The fullest Ottoman literary narrative is Ahmed Rıza Trabzonî's 1869 verse chronicle, Manzume-i Sivastopol. In a section titled "The Battle of Kara Fatma", it says that she came with 500 or 600 cavalry, fought Russian forces in the Deliorman region, was wounded, and lost a brother. As an epic poem, the work uses conspicuously inflated army totals elsewhere and cannot establish exact numbers or tactics. Its claims about the brother's death and her battlefield service are nevertheless independently consistent with her 1863 petition.

A Russian periodical profile in Sovremennik in 1854 confirms that Kara Fatma's arrival was known to Russian readers, but the article explicitly draws its information from The Illustrated London News and is not an independent Russian battlefield report. A later Russian military history by A. N. Petrov, based on wartime intelligence, records that 400 irregulars at Mangalia in May 1854 were commanded by an unnamed woman whom the report called an Arab, and that the band was consequently nicknamed a "women's force". Modern Russian authors have compared this report with Kara Fatma, but Petrov did not name her and the identification remains uncertain.

===Award and petition===

Two Ottoman archival files dated in early October 1854 state that Kara Fatma was renowned for courage and good service in the battles in which she had been present. Sultan Abdülmecid ordered a gold medal as her reward and inspected it before it was delivered. The files survive in the Ottoman Archives as BOA, İ.DH 308/19650 and H.H.İ 13/22.

In August 1863 a petition submitted in her name recalled that she had travelled from Adana with several hundred cavalry during the recent war, had exerted herself in imperial service, and had lost one brother killed while another was wounded on the battlefield. It asked for an increase in her monthly pension of 100 kuruş and exemption from tax because she was unable to maintain herself. In September the Ottoman administration doubled the pension to 200 kuruş and granted travel expenses, but denied the tax exemption. The petition and ruling are preserved as BOA, İ.MVL 22276.

Cevdet Pasha supplies the last presently secure notice of her life. During the Fırka-i Islahiye settlement campaign in 1865, he wrote that Kara Fatma, the Cerid kethüda who had gone to the army in the Crimean War, came to the commission, was treated with honour, and was shown a place in which to settle. Her date of death is unknown.

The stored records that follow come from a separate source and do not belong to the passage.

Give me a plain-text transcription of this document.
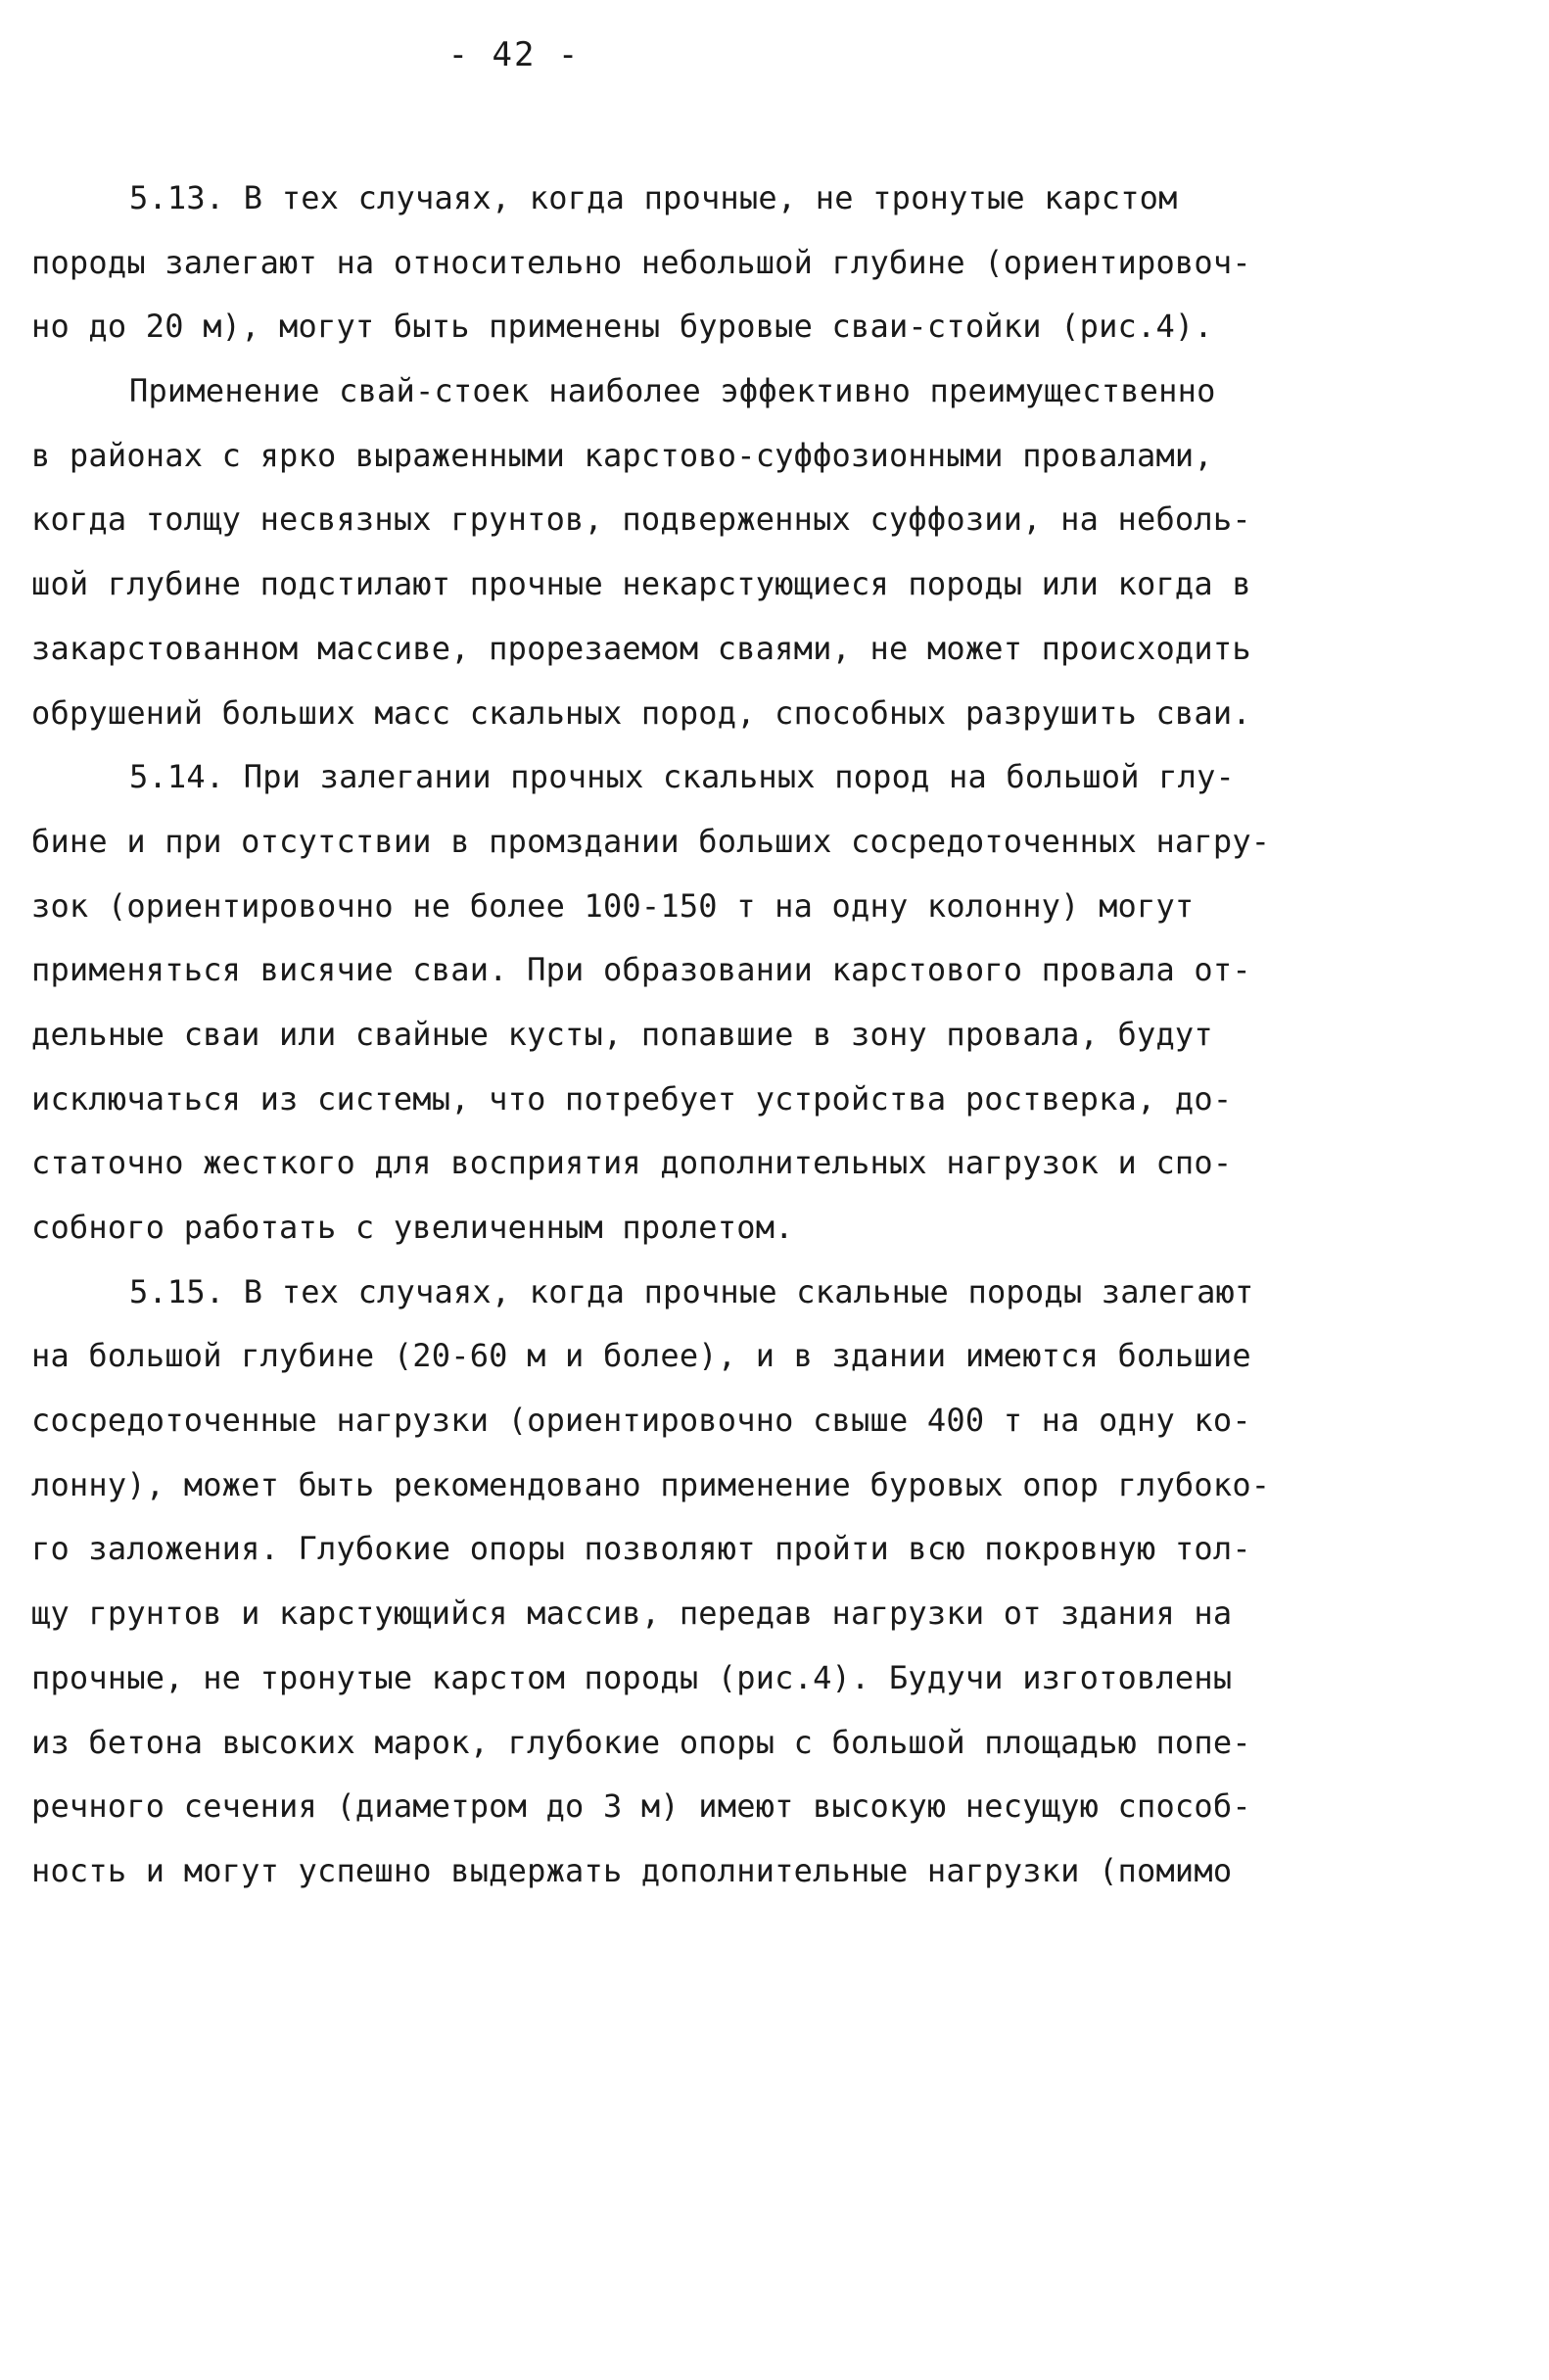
- 42 -
5.13. В тех случаях, когда прочные, не тронутые карстом
породы залегают на относительно небольшой глубине (ориентировоч-
но до 20 м), могут быть применены буровые сваи-стойки (рис.4).
Применение свай-стоек наиболее эффективно преимущественно
в районах с ярко выраженными карстово-суффозионными провалами,
когда толщу несвязных грунтов, подверженных суффозии, на неболь-
шой глубине подстилают прочные некарстующиеся породы или когда в
закарстованном массиве, прорезаемом сваями, не может происходить
обрушений больших масс скальных пород, способных разрушить сваи.
5.14. При залегании прочных скальных пород на большой глу-
бине и при отсутствии в промздании больших сосредоточенных нагру-
зок (ориентировочно не более 100-150 т на одну колонну) могут
применяться висячие сваи. При образовании карстового провала от-
дельные сваи или свайные кусты, попавшие в зону провала, будут
исключаться из системы, что потребует устройства ростверка, до-
статочно жесткого для восприятия дополнительных нагрузок и спо-
собного работать с увеличенным пролетом.
5.15. В тех случаях, когда прочные скальные породы залегают
на большой глубине (20-60 м и более), и в здании имеются большие
сосредоточенные нагрузки (ориентировочно свыше 400 т на одну ко-
лонну), может быть рекомендовано применение буровых опор глубоко-
го заложения. Глубокие опоры позволяют пройти всю покровную тол-
щу грунтов и карстующийся массив, передав нагрузки от здания на
прочные, не тронутые карстом породы (рис.4). Будучи изготовлены
из бетона высоких марок, глубокие опоры с большой площадью попе-
речного сечения (диаметром до 3 м) имеют высокую несущую способ-
ность и могут успешно выдержать дополнительные нагрузки (помимо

==Later accounts and legacy==

Several late nineteenth-century European publications said that Kara Fatma returned home without fighting. Those reports conflict with the Ottoman medal files and pension petition, which explicitly record service in battles, a brother's death, and another brother's wounding.

In 1887 a widely syndicated newspaper story reported that a scarred and decorated woman called Kara Fatma had returned to Constantinople. She purportedly recalled offering 300 cavalry to the French general Charles-Marie-Esprit Espinasse in Dobrudja and was said to receive a pension of 5,000 piastres. The story's pension figure is incompatible with the official increase to 200 kuruş in 1863, and its claims that she held a captain's rank and wore several decorations have not been confirmed in Ottoman records. It may preserve a late interview, embellish an earlier account, or concern another woman with the same epithet; it should not be used as the sole basis for biographical facts.

Kara Fatma became a recurring figure in Ottoman, Turkish, and Kurdish writing about female military heroism. Later retellings have sometimes merged her with other women, credited her with service in wars decades apart, or treated literary works as eyewitness testimony. Modern scholarship therefore regards the documentary Kara Fatma both as an important example of a woman exercising authority in an Ottoman tribal setting and as a case in which fame, shared nicknames, and nationalist memory have produced a composite biography.